Nicola Ruaro (University of California, Santa Barbara), Fabio Gritti (University of California, Santa Barbara), Robert McLaughlin (University of California, Santa Barbara), Ilya Grishchenko (University of California, Santa Barbara), Christopher Kruegel (University of California, Santa Barbara), Giovanni Vigna (University of California, Santa Barbara)
In recent years, the Ethereum blockchain has seen significant growth and adoption. One of the key factors of its success is the possibility to run immutable programs known as smart contracts. Smart contracts allow for the automatic manipulation of digital assets and play a central role in the new decentralized finance (DeFi) ecosystem. With the growth of DeFi, the interactions between smart contracts have become increasingly complex, enabling advanced financial protocols and applications. However, bugs in smart contract interactions are also a common cause of critical vulnerabilities that result in considerable financial losses.

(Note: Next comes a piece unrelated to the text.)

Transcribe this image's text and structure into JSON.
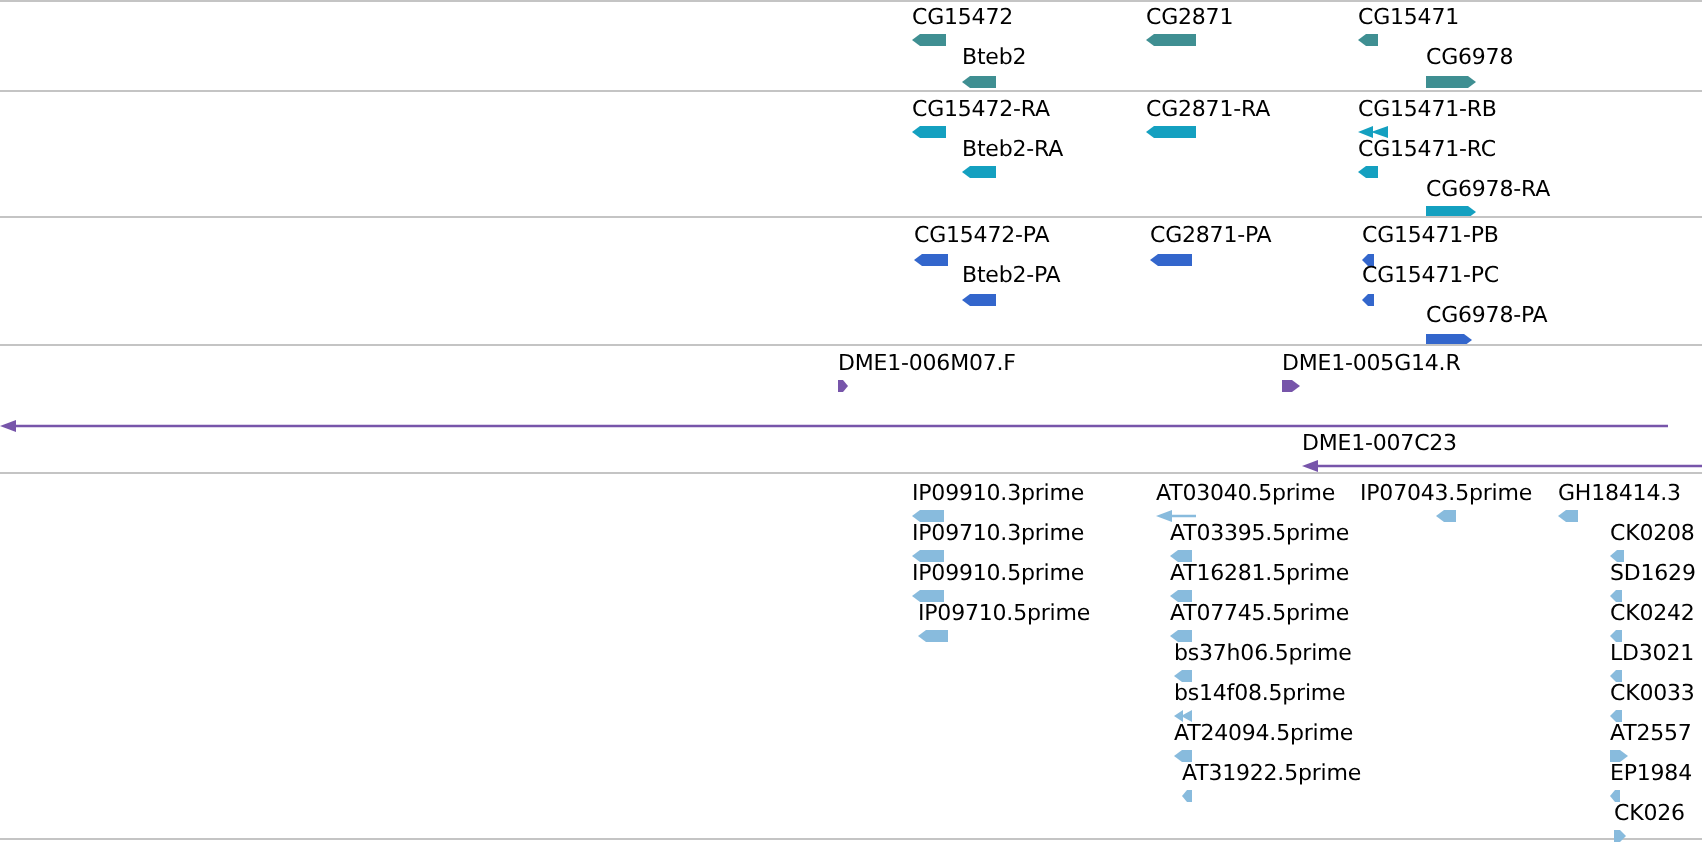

In this paper, we study and detect a type of cross-contract vulnerability known as a storage collision. A smart contract uses storage to persistently store its data on the blockchain. Typically, each contract has its own separate storage. However, it is also possible that two smart contracts share their storage (using a delegate call). Unfortunately, when these two contracts have different understandings of the types/semantics of their shared storage, a storage collision vulnerability can occur. This may lead to unexpected behavior such as denial of service (frozen funds), privilege escalation, and theft of financial assets.
To detect and investigate the impact of storage collision vulnerabilities at scale, we propose CRUSH, a novel analysis system that discovers these flaws and synthesizes proof-of-concept exploits. We leverage CRUSH to perform a large-scale analysis of 14,237,696 smart contracts deployed on the Ethereum blockchain since its genesis. CRUSH identifies 14,891 potentially vulnerable contracts and automatically synthesizes an end-to-end exploit for 956 of them. Our system uncovers more than $6 million of novel, previously unreported potential financial damage caused by storage collision vulnerabilities.